Gosto de coisas bem feitas, tenho apreciação e respeito por aqueles que se dedicam a aprimorar um produto ou serviço, acho bacana perceber que você está usando algo de qualidade, com eficiência e que se propõe a atender os anseios do usuário. Retórica total, eu sei, mas às vezes esquecida. Muito esforço é empenhado para melhorar a situação e aprimorar a realidade, porém mais esforço ainda se faz para aceitar o que não está bom, desvirtuar a realidade. E isso não é legal.
Na estrutura daquela expressão que serviu de marco para a Revolução Francesa, faltou, a partir do meu singelo ponto de vista de espectador da história, incluir a palavra Felicidade. Provavelmente porque foi deixado como consideração implícita, a igualdade decorre da fraternidade e a liberdade é conseqüência das duas outras. Se os princípios forem observados teremos conseqüentemente a felicidade.

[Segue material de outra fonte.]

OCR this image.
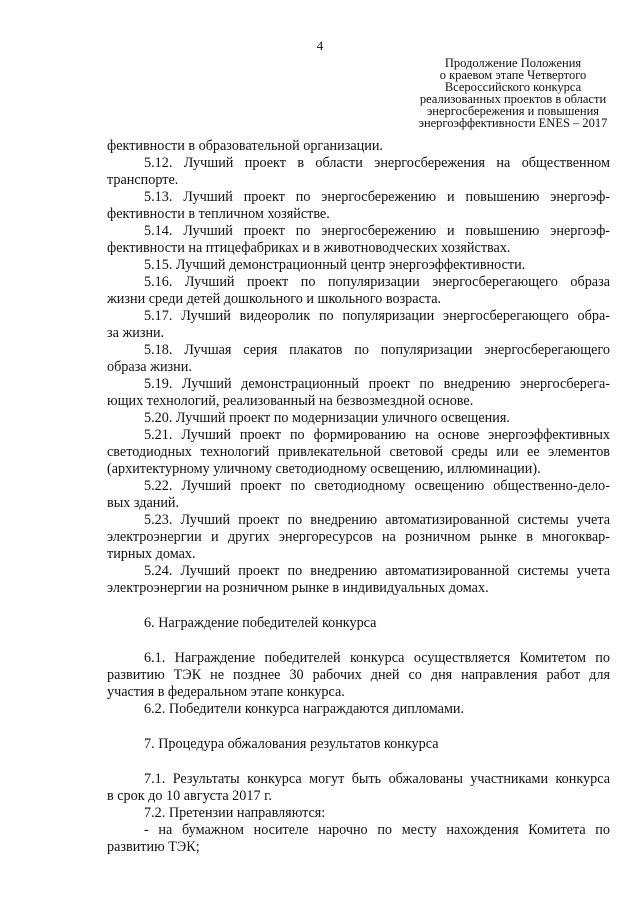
4
Продолжение Положения
о краевом этапе Четвертого
Всероссийского конкурса
реализованных проектов в области
энергосбережения и повышения
энергоэффективности ENES – 2017
фективности в образовательной организации.
5.12. Лучший проект в области энергосбережения на общественном
транспорте.
5.13. Лучший проект по энергосбережению и повышению энергоэф-
фективности в тепличном хозяйстве.
5.14. Лучший проект по энергосбережению и повышению энергоэф-
фективности на птицефабриках и в животноводческих хозяйствах.
5.15. Лучший демонстрационный центр энергоэффективности.
5.16. Лучший проект по популяризации энергосберегающего образа
жизни среди детей дошкольного и школьного возраста.
5.17. Лучший видеоролик по популяризации энергосберегающего обра-
за жизни.
5.18. Лучшая серия плакатов по популяризации энергосберегающего
образа жизни.
5.19. Лучший демонстрационный проект по внедрению энергосберега-
ющих технологий, реализованный на безвозмездной основе.
5.20. Лучший проект по модернизации уличного освещения.
5.21. Лучший проект по формированию на основе энергоэффективных
светодиодных технологий привлекательной световой среды или ее элементов
(архитектурному уличному светодиодному освещению, иллюминации).
5.22. Лучший проект по светодиодному освещению общественно-дело-
вых зданий.
5.23. Лучший проект по внедрению автоматизированной системы учета
электроэнергии и других энергоресурсов на розничном рынке в многоквар-
тирных домах.
5.24. Лучший проект по внедрению автоматизированной системы учета
электроэнергии на розничном рынке в индивидуальных домах.
6. Награждение победителей конкурса
6.1. Награждение победителей конкурса осуществляется Комитетом по
развитию ТЭК не позднее 30 рабочих дней со дня направления работ для
участия в федеральном этапе конкурса.
6.2. Победители конкурса награждаются дипломами.
7. Процедура обжалования результатов конкурса
7.1. Результаты конкурса могут быть обжалованы участниками конкурса
в срок до 10 августа 2017 г.
7.2. Претензии направляются:
- на бумажном носителе нарочно по месту нахождения Комитета по
развитию ТЭК;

Assim também vejo a qualidade, ela é fundamental. Derivando do conceito mais pragmático que concerne em suportar a linha de pensamento do Iluminismo, pegarei uma carona na história para reafirmar um modelo que deveria ser a prática e não a exceção.
Atualmente deveríamos ter em nosso país a mesma liberdade e as condições igualitárias de oferta de automóveis encontradas em outras regiões do mundo. A liberdade pressupõe confiança mútua. Quero poder escolher um automóvel sem fazer concessões, confiar que em sua produção os melhores processos e controles foram utilizados. Quero também condições abertas e justas de escolha. Já temos uma séria e robusta indústria automobilística instalada no país, precisamos nos permitir de subir um patamar.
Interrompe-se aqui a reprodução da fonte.